Смиренно потупив глаза вниз, я отошла от «порочного» стеллажа.

— Подойди сюда, дорогая. — Торжественно произнесла Святая Тереза, спустя какое-то время. Даже при слабом свете свечей было видно, как сияют ее глаза. — Я открою тебе еще одну тайну.

Игуменья поднесла к нише фонарь и, сняв горку каких-то холстов, бумаг, открыла красивый расписной сундучок, инкрустированный полудрагоценными камнями:

— Здесь находятся три тайных «черных жемчужины», дополнительные к известным всему Христианскому миру четырем «белым» Ты знаешь только четыре Евангелия. Ведь так? — Я утвердительно закивала головой. Напряжение и мое любопытство нарастало. Настоятельница открыла тайный замок сундучка, находящегося где-то внизу и медленно, словно она была хрустальная, подняла крышку.

— Здесь находятся еще три Евангелия, непознанные миром.

— Всего должно быть двенадцать, не так ли? — разволновавшись, спросила я почти шепотом. Пришла очередь удивляться настоятельнице. — Я размышляла над этим, Матушка. Ведь данные Христианскому миру четыре Евангелия — книги самых ярких представителей четырех Стихий: Земли, Воздуха, Огня и Воды. Они образуют крест. Именно поэтому они оставлены людям. Дабы каждый христианин мог увидеть события тех времен глазами представителя своей стихии. А ведь всего знаков Зодиака, как известно — двенадцать.

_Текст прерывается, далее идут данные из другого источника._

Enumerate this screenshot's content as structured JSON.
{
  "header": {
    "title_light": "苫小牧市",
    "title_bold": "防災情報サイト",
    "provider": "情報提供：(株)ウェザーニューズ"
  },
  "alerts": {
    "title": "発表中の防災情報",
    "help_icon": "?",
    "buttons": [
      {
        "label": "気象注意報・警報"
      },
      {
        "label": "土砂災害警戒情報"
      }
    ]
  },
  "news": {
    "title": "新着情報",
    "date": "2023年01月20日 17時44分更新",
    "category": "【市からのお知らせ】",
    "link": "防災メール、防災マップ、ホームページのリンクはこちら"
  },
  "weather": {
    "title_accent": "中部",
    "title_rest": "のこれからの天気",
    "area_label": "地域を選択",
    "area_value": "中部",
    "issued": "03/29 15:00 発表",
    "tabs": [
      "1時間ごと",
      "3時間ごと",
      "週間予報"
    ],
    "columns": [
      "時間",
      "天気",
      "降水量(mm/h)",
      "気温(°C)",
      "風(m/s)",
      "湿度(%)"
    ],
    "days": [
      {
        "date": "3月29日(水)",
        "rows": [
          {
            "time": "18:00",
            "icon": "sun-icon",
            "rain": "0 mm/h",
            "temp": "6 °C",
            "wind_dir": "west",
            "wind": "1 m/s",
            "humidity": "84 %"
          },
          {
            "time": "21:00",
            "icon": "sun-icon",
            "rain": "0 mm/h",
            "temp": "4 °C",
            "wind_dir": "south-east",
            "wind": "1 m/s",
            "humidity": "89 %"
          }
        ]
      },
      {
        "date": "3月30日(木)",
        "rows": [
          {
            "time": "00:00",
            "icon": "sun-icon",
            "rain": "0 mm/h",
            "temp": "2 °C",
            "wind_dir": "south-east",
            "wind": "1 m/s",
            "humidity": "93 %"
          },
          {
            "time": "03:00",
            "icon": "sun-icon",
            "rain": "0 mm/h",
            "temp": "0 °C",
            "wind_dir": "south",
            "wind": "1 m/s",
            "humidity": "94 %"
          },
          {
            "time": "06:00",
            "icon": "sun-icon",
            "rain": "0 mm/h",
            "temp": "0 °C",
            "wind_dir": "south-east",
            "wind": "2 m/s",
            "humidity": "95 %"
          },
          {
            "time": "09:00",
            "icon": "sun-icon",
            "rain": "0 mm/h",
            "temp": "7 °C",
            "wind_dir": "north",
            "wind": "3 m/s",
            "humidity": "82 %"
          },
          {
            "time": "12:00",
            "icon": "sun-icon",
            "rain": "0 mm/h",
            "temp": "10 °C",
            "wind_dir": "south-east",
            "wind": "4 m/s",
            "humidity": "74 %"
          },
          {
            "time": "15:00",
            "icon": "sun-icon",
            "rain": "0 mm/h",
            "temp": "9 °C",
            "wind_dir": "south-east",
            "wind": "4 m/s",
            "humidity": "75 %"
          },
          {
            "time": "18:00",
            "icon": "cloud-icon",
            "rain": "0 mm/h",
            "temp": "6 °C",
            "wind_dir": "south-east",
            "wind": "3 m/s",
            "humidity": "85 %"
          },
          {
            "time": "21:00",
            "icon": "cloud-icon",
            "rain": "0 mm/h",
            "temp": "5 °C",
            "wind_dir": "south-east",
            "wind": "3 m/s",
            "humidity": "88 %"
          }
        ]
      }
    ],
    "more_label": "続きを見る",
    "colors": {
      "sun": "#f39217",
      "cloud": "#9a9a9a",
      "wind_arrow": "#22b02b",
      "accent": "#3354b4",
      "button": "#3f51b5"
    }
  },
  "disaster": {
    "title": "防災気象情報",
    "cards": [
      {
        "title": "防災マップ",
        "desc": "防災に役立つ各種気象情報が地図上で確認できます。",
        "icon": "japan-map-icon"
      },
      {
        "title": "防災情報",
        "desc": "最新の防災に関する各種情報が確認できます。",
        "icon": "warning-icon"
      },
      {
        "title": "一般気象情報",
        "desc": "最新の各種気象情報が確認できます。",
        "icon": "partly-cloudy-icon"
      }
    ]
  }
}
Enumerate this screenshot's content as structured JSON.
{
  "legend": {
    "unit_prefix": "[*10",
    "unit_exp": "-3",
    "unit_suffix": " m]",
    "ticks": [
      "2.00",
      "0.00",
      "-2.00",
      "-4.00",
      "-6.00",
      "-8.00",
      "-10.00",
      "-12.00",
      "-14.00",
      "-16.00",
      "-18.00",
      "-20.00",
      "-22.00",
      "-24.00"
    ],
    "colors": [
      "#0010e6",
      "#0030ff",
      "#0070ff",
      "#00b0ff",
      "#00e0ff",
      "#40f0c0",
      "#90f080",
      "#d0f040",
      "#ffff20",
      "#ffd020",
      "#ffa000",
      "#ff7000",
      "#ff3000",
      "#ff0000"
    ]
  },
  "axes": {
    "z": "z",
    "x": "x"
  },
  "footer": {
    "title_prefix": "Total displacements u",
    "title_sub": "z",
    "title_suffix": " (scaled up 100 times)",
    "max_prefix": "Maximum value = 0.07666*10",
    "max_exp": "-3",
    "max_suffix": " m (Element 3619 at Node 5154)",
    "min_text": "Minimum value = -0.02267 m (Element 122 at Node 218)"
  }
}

— Значит ты, Сестра Стефания, считаешь, что каждый Апостол должен был написать от своего Знака Зодиака Евангелие? — Святая Тереза, посмотрела на меня заговорщицки, помолодев лет на десять, а потом добавила с улыбкой:

— Мой друг Великий Леонардо так же говорил об этом.

— Но это же святотатство! — поддела я с улыбкой Святую Терезу.

— Молчи, дочь моя, молчи! Еще не пришло время! Прости, Господи, нас грешных! — Она перекрестилась. — Но я мечтаю достать для нашей Библиотеки остальные «черные жемчужины».

— Еще пять тайных, черных жемчужин? — С пониманием, сладостно спросила я, прикрыв веки. — Что хранят они? Мне можно будет почитать, те, что в сундучке, Матушка?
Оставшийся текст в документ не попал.